I'm an English-speaking Canadian living in Germany. Quite often I go to a website like Google or Kayak and find myself looking at a German version of the site.
Okay, I do live in Germany, but why assume that everyone within Germany speaks German? What about visitors from other countries, or even people living here that would prefer to use another language?
What must be happening is these sites are taking my IP address, looking up the geographical location of that address, and choosing the official language for that country. This may work most of the time, but there is an even easier way to choose a language.
Most browsers send an Accept-Language header. For example, mine is set to:
en-ca,en;q=0.8,en-us;q=0.6,de-de;q=0.4,de;q=0.2
What this basically says is that I prefer (in decreasing order of preference) Canadian English, generic English, US English, German spoken in Germany, and lastly generic German. Any web site I visit is capable of looking at this list and deciding what language I would prefer.
Of course, no matter what assumptions you make about a visitor, give them a chance to change their language if needed. For example, if you use an Internet cafe in Berlin, you shouldn't be stuck viewing websites in German!
One really nice thing: I often see Google Ads and other geographically targeted ads in German, and this makes ignoring the ads much easier! :)
Update: I was inspired to throw together a quick Accept-Language parser in PHP:
$langs = array();
if (isset($_SERVER['HTTP_ACCEPT_LANGUAGE'])) {
// break up string into pieces (languages and q factors)
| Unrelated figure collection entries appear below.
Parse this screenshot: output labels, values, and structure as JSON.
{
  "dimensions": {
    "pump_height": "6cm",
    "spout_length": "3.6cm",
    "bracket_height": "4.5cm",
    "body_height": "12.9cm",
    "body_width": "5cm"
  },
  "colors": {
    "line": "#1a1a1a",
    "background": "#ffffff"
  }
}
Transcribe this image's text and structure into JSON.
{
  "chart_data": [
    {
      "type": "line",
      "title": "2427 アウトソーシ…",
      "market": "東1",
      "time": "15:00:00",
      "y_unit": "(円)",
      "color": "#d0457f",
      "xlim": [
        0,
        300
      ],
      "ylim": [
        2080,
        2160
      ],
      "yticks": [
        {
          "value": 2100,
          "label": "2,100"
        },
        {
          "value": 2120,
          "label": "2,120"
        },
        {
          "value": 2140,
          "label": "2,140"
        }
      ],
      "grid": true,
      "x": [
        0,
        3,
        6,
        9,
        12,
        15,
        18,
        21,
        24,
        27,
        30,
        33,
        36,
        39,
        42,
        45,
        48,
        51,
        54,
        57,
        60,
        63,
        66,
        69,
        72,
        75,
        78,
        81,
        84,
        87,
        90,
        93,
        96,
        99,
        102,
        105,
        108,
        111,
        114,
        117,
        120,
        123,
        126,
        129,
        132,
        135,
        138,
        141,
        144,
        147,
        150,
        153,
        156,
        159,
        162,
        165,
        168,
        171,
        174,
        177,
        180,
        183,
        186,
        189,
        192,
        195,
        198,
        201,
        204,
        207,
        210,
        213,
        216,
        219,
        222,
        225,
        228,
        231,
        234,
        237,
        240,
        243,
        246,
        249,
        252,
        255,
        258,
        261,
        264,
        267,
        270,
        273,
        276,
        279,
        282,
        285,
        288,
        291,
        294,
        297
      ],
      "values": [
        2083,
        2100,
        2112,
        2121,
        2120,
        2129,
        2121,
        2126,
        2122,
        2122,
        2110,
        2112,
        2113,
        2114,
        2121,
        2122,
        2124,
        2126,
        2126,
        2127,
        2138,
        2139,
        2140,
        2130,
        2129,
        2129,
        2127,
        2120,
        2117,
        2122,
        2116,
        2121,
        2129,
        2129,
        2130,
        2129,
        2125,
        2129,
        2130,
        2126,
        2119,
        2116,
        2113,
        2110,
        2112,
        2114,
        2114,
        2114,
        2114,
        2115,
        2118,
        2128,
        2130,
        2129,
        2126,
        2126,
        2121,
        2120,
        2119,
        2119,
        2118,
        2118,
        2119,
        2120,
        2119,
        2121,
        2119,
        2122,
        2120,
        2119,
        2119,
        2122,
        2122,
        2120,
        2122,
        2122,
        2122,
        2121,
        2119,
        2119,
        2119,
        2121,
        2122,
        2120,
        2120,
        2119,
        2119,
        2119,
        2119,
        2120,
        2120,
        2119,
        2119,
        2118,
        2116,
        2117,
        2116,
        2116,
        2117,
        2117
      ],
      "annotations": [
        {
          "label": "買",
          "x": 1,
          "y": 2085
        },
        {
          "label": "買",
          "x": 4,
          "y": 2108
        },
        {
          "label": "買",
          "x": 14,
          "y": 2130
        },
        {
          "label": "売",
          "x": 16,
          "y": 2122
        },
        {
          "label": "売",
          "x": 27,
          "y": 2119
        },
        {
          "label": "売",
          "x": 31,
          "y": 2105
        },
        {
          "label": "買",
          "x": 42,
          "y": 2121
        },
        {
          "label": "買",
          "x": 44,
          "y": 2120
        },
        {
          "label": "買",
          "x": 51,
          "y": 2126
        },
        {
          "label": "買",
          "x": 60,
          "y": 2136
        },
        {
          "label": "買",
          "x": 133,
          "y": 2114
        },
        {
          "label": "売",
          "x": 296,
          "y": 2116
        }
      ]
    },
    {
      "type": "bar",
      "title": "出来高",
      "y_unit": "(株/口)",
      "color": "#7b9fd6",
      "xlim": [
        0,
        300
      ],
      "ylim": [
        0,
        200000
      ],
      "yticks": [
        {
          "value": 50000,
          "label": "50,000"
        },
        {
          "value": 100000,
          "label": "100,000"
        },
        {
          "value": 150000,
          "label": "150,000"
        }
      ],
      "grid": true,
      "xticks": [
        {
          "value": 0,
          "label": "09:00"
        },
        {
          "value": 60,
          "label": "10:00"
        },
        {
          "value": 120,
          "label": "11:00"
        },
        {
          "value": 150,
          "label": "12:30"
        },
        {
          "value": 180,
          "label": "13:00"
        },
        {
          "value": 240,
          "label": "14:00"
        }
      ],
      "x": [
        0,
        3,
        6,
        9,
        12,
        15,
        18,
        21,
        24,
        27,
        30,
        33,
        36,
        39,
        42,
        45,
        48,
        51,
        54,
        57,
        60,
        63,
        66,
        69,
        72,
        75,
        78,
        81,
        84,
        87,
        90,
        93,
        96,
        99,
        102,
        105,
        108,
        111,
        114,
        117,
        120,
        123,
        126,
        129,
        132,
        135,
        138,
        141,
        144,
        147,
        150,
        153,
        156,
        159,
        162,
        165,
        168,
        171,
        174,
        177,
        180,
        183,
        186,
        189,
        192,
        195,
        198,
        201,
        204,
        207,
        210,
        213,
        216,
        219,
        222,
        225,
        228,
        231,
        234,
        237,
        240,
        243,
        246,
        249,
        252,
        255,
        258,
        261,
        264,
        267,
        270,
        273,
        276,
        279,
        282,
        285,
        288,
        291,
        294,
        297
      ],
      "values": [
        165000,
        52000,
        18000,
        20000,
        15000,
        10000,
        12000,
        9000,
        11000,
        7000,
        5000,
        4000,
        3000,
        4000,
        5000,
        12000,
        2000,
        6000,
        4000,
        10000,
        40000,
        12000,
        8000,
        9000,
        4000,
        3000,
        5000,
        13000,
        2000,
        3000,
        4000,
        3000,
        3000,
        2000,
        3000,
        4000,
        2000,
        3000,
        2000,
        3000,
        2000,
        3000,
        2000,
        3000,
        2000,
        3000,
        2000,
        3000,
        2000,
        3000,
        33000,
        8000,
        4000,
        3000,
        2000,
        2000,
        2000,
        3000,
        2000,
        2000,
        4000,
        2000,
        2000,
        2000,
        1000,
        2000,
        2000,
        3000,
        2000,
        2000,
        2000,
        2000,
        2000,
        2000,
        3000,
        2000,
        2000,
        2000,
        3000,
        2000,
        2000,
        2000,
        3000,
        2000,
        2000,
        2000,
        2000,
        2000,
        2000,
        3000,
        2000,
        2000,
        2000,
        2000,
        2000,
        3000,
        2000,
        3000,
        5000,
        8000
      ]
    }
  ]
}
preg_match_all('/([a-z]{2}(-[a-z]{2})?)\s*(;\s*q\s*=\s*(1|0\.[0-9]+))?/', $_SERVER['HTTP_ACCEPT_LANGUAGE'], $lang_parse);
if (count($lang_parse[1])) {
// create a list like "en" => 0.8
$langs = array_combine($lang_parse[1], $lang_parse[4]);
// set default to 1 for any without q factor
foreach ($langs as $lang => $val) {
if ($val === '') $langs[$lang] = 1;
}
// sort list based on value
arsort($langs, SORT_NUMERIC);
}
}
// look through sorted list and use first one that matches our languages
foreach ($langs as $lang => $val) {
if (strpos($lang, 'de') === 0) {
// show German site
} else if (strpos($lang, 'en') === 0) {
// show English site
}
}
// show default site or prompt for language
This would produce the following structure for my Accept-Language string:
Array
(
[en-ca] => 1
[en] => 0.8
[en-us] => 0.6
[de-de] => 0.4
[de] => 0.2
)Good advice, indeed. Way simpler than looking for the geo location of an IP address.
I am only wondering about the reason why they once picked that content negotiation format for HTTP headers like Accept. Refering to your example, how would one parse the header easily to know that en-ca has a quality factor of 0.8? Exploding it on “;” or “,” does not really help.
Oh, wait! Now I see, en-ca does not have a quality factor of 0.8 but of 1 (by default) since a “q=” parameter has been omitted.
For some reason I misunderstood this content negotiation syntax for a while. But reading and re-reading the specs cleared things up: http://www.w3.org/Protocols/rfc2616/rfc2616-sec14.html
So, sorry for the confusion. Exploding on “,” is the way to go.
@Geert - You inspired me to throw together a parse script in PHP that deals with the q factor. Feel free to use and rewrite this as much as you like. (See above.)
Wow, that's exactly the way I feel too! I'm a native English speaker living in China and it drives me nuts when I go to some major websites and am automatically given the Chinese version. I can read a little Chinese, but sometimes its even hard to find the link to go to the English-language version. Its enough to make me want to stop using the website!
I started using a geotargetting feature in our ad server that will pick up the users language preference and target ads based on that - instead of Geo location. I saw that and thought pretty much like you did. If you speak spanish and live in texas - then spanish ads make more sense than if you speak english but live in spain.